Fitzwilliam set the glove on the arm of the chair. “Very well. Let us set aside all decoration and speak plainly. If this lady is under some legal or quasi-legal threat, and if you have already sheltered her without reporting it because you judge the threat unjust or at least unclear, then your position may yet be defensible. If, however, you continue without acquiring facts necessary to protect Georgiana and yourself, your position becomes not chivalrous but reckless.”

“You think I do not know that?”

“I think you know and do not like the knowledge because it arrives too late to keep your feelings in order.”

That struck. Darcy turned away lest his face betray too much.

Fitzwilliam said more quietly, “Do you love her?”

The question entered with such bluntness that for an instant all the lesser tensions—the legal danger, gossip, household arrangements, even Georgiana’s position—went into the background.

Darcy hesitated only because the truthful answer required not thought but surrender. “Yes.”

Fitzwilliam closed his eyes briefly, not with surprise, but resigned to a fate he had suspected and disliked on practical grounds.

“Then we are all in deeper water than I hoped.” The words might have been comic from another. From Fitzwilliam, who had ridden north instead of waiting to be proved right from a distance, they came almost kindly.
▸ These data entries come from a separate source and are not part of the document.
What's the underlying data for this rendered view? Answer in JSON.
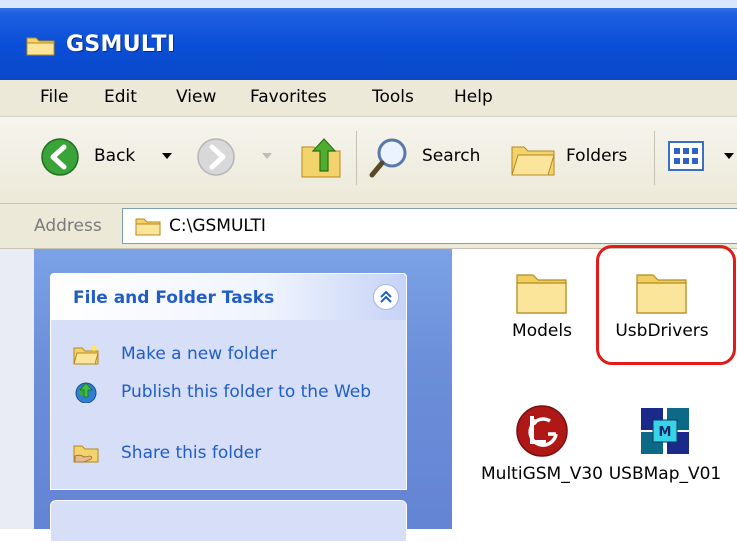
{
  "window": {
    "title": "GSMULTI"
  },
  "menu": [
    "File",
    "Edit",
    "View",
    "Favorites",
    "Tools",
    "Help"
  ],
  "toolbar": {
    "back_label": "Back",
    "search_label": "Search",
    "folders_label": "Folders"
  },
  "address": {
    "label": "Address",
    "path": "C:\\GSMULTI"
  },
  "tasks": {
    "heading": "File and Folder Tasks",
    "items": [
      {
        "label": "Make a new folder",
        "icon": "new-folder-icon"
      },
      {
        "label": "Publish this folder to the Web",
        "icon": "publish-web-icon"
      },
      {
        "label": "Share this folder",
        "icon": "share-folder-icon"
      }
    ]
  },
  "files": [
    {
      "name": "Models",
      "icon": "folder-icon"
    },
    {
      "name": "UsbDrivers",
      "icon": "folder-icon"
    },
    {
      "name": "MultiGSM_V30",
      "icon": "lg-logo-icon"
    },
    {
      "name": "USBMap_V01",
      "icon": "usbmap-app-icon"
    }
  ],
  "colors": {
    "titlebar": "#0a4fd8",
    "task_text": "#215dc6",
    "highlight": "#e21a1a"
  }
}
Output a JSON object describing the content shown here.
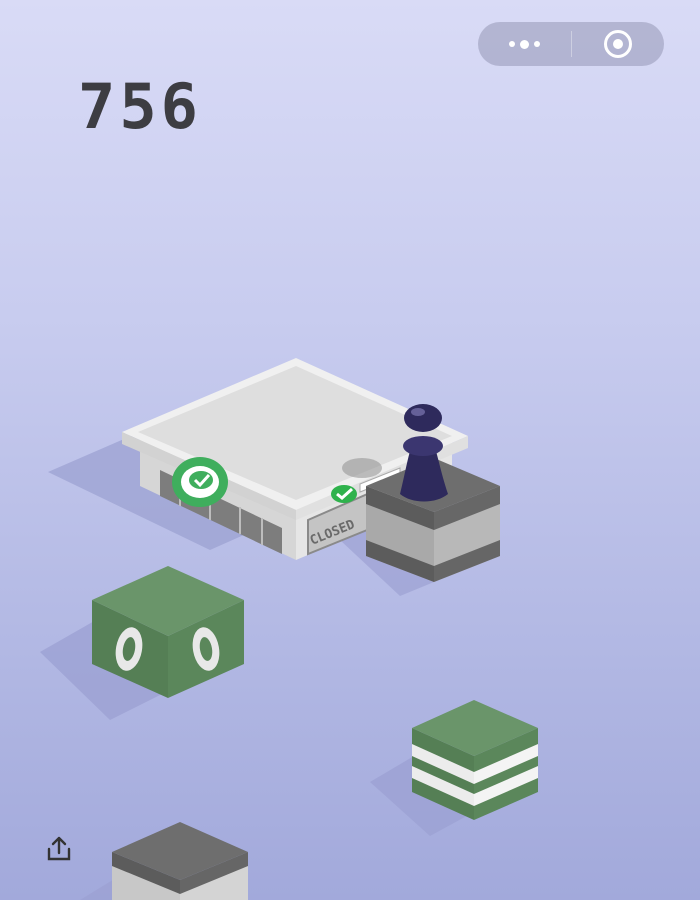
{
  "game": {
    "score": "756",
    "store_sign": "CLOSED"
  },
  "capsule": {
    "more_icon": "more-dots-icon",
    "close_icon": "target-circle-icon"
  },
  "share": {
    "icon": "share-upload-icon"
  },
  "colors": {
    "background_top": "#d9dbf6",
    "background_bottom": "#a2a9db",
    "green_block": "#5f8a5f",
    "gray_block": "#5c5c5c",
    "player": "#2e2a5c",
    "score_text": "#3d3d42"
  }
}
“Does she love you?” he asked.

Darcy thought of Elizabeth in the lane, shaking with pain and fury in his arms. Of her wit guarded under dread. Of the quiet wound on her face when he refused her truth of Fitzwilliam’s letter. Of the lie she told him yesterday with her voice unwavering and eyes full of what the voice denied.

“She may,” he said. “Or she may be too entangled by gratitude, circumstance, and habit to distinguish one feeling from another.”

“That is the most hopelessly honourable answer you could give and probably the truest.”

Darcy nodded. “You have judged the matter rightly.”

Thecandleshehadlit at some hour she had stopped counting was on its second wick and burning crooked.

She had heard wheels in the gravel sometime after midnight, and Darcy’s tread cross the hall to the door—a voice not Hadley’s, not the village, answering his, then receding with him into the study. The door had closed after them. In the four hours since, no one had been to her door to put a name to the voice she had heard.

She had spent her hours in the chair turning over what she did not know: whether she was waiting for the question she wanted asked or the question she had no answer to. The first version of the visitor—most patient, most plausible at one in the morning—was a magistrate. Some man in a coat with the kind of patience the law cultivates, sent for from Bakewell, willing to receive his cold supper in the study while he waited for the household to wake. The second was a friend Darcy had not named to her—a steward, a solicitor, a relation. The third was that whoever had come had nothing whatever to do with her, and the carriage in the dark had simply been somebody arriving on Northmere’s other business, and her hands were cold for nothing.

With every quarter that passed without a knock at the parlour door, the magistrate began to thin.

A magistrate, having travelled by night, would not have suffered to be put off until breakfast. A magistrate would have stood in the hall and waited for her to be brought down. He would have wished to have her at first light, when the household was asleep, so that the going-out of him from the house with her in his keeping would not be witnessed. There had been no such moving. The house had been still since the front door had closed.

She did not trust the thinning. Hope was as dangerous to her, this morning, as fear.

She was waiting because Darcy had told her, in the room where she had told him every truth she had been keeping, that he would speak to her again before the household was awake. The household was not yet awake. He had not come down.

She loved him.

She had stopped pretending, even to herself in the dark, that this was anything else.